I am simply WOWED having read this book!!! I have been trying for literally YEARS to find out what's wrong with me. I have been misdiagnosed and dismissed by the medical field for far too long. I am still waiting to find the right doctor to diagnose me. I also suspect that I have a mast cell disorder amongst other things. Thinking that in time the complex combinations of some of these things will be decided to be a syndrome all of their own as common as they are seeming to be.This book brought me SO MUCH VALIDATION!!!!There are SO MANY suggestions in here as to what to do that I have already discovered on my own to do. YES!!! I am heading in the right direction after all!!!!If you are like me and have been pushing in hard for many years or maybe not so many years...for a diagnosis and just want more information on Dysautonomia conditions then this is the book for you!!!I am SO GLAD I BOUGHT THIS ONE!!!!I finally feel I'm getting somewhere whether is is yet acknowleged or seen by any medical professional. I can move forward and while I continue on my trek for diagnosis I can at least also continue, on my own, to work towards a treatment.One of the writers of this book encourages being an advocate for yourself. Encourages internet research so as to be the best team player along with your physician team. Encourages finding those groups on facebook and other places on the internet for peer patient support which I am finding is VITAL!!!!Times are changing. (hopefully lol) No more can docs just take the first 2 to 3 symptoms and work on them one at a time but the whole entirety of what you are dealing with needs to be looked at and evaluated.I have spent far too many years being told my issues are those of depression or high blood pressure and cholesteral or being given a prescription for something to try and then to come back 2 weeks later.I DON"T HAVE THE TIME to take out of my life anymore for this. It is far too time consuming and let's face it...is not productive in reaching a diagnosis and treatment.I am excited. Things are changing.I am hoping to press forward and be a part of the generation that HELPS the medical field learn how to help patients and help them be able to THRIVE in their health conditions instead of just SURVIVING.This book is clearly in line with this.It would be a great idea to purchase this for the docs on your team.Good health to you readers!!!

If you know nothing about dysautonomia and have POTS, it would be fabulous. The main writer for patients has POTS. One of the main medical writers, writes mostly about POTS. I read medical journals, so read the medical side and I learned very little new. The idea is great but not the detail I needed about non-POTS dysautonomia. It's a horrible disease for everyone, not just POTS patients. I finished it feeling less than.

Truly amazing book, an insight into Dysautonomia, informative and educational for both the patient, family and clinicians. I am newly diagnosed with PoTS and have learnt so much about myself, my strength and my timeline of symptoms that I had no idea co-existed with this condition. This book asks you questions directly and triggers thought, it also rules out myths and anxieties that come with having a long term chronic and 'invisible illness'. It's a must read!

Excellent book, on many levels, it helped with understanding links with gastroparesis and hypermobility amongst many other things.
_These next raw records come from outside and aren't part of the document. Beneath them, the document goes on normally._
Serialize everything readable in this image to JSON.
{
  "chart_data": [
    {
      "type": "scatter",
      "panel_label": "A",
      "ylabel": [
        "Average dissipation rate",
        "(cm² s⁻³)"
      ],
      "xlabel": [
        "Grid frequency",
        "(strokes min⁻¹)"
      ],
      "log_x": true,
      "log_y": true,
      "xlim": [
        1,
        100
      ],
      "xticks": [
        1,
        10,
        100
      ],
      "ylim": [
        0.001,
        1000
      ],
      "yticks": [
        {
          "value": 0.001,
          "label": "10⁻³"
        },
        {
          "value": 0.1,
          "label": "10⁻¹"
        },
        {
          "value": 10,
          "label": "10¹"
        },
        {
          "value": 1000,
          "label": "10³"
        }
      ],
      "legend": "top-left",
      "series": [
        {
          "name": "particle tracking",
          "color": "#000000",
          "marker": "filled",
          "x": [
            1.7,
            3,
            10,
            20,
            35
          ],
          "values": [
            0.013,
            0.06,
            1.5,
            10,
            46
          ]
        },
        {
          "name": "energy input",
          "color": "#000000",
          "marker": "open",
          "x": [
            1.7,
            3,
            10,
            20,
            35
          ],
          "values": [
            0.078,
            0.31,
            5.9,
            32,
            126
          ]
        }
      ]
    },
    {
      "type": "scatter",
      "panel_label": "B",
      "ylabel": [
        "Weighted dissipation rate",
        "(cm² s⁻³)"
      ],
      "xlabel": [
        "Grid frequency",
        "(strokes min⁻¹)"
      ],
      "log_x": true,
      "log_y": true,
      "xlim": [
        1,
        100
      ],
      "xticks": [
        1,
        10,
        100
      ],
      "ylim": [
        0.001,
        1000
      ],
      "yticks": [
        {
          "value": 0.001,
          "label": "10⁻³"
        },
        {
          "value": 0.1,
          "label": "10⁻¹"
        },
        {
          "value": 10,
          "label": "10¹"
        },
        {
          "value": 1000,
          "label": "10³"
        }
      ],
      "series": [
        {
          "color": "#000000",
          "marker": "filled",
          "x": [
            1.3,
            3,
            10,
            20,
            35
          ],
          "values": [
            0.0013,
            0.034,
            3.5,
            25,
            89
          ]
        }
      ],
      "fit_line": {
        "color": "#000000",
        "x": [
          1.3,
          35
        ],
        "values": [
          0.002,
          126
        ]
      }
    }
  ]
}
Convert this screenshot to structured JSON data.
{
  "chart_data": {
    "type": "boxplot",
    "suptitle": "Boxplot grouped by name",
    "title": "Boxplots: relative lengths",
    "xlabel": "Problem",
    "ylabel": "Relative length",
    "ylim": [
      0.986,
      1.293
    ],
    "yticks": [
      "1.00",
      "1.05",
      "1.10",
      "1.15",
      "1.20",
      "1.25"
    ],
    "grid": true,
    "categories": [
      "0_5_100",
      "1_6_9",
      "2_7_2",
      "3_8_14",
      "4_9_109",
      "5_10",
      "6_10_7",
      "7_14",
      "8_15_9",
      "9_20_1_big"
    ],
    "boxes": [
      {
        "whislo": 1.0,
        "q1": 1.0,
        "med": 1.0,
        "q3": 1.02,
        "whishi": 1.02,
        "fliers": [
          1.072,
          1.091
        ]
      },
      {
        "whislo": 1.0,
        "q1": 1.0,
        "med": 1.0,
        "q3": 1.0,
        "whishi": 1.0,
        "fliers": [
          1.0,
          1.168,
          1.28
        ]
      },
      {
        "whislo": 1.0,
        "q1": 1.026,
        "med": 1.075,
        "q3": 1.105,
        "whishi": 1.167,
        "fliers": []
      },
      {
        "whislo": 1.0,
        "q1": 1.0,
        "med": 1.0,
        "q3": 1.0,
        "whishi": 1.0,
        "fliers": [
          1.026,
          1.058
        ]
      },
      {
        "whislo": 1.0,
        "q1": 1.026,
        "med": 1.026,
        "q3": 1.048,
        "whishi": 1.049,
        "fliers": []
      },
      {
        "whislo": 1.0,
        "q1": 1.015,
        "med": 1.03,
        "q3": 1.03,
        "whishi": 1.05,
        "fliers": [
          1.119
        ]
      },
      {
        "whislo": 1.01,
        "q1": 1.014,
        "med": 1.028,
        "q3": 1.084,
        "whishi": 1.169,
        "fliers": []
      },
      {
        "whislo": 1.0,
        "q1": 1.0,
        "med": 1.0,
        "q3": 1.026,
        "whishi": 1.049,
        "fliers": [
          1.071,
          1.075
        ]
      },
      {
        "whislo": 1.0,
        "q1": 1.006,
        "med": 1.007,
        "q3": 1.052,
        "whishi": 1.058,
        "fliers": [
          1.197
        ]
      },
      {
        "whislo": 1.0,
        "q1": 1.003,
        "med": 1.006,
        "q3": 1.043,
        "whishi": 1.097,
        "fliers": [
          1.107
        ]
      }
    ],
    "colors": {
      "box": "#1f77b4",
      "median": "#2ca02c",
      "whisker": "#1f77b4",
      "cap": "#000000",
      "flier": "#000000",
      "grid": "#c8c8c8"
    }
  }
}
The chapter on connective tissue problems, POTs and mast cell disease sounded so rare, I didn't think it applied to us, but as the symptoms in my child unfolded over several months before our ours without this book I would not have been alerted to the diagnosis and treatment. Another excellent book is in the unlikely title never bet against occam by dr Afrin

Great book with clear format for both patient & Doctor. Lots of information, easy to understand. This book was recommended by my consultant & explains a lot & showed me, I was not alone with this illness.

great buy, very informative would highly recommend

Very informative. The side of the page which is meant for medical professionals is still very readable for patients and provides all the useful info. Great if you've just been diagnosed or to take along to show your doctor.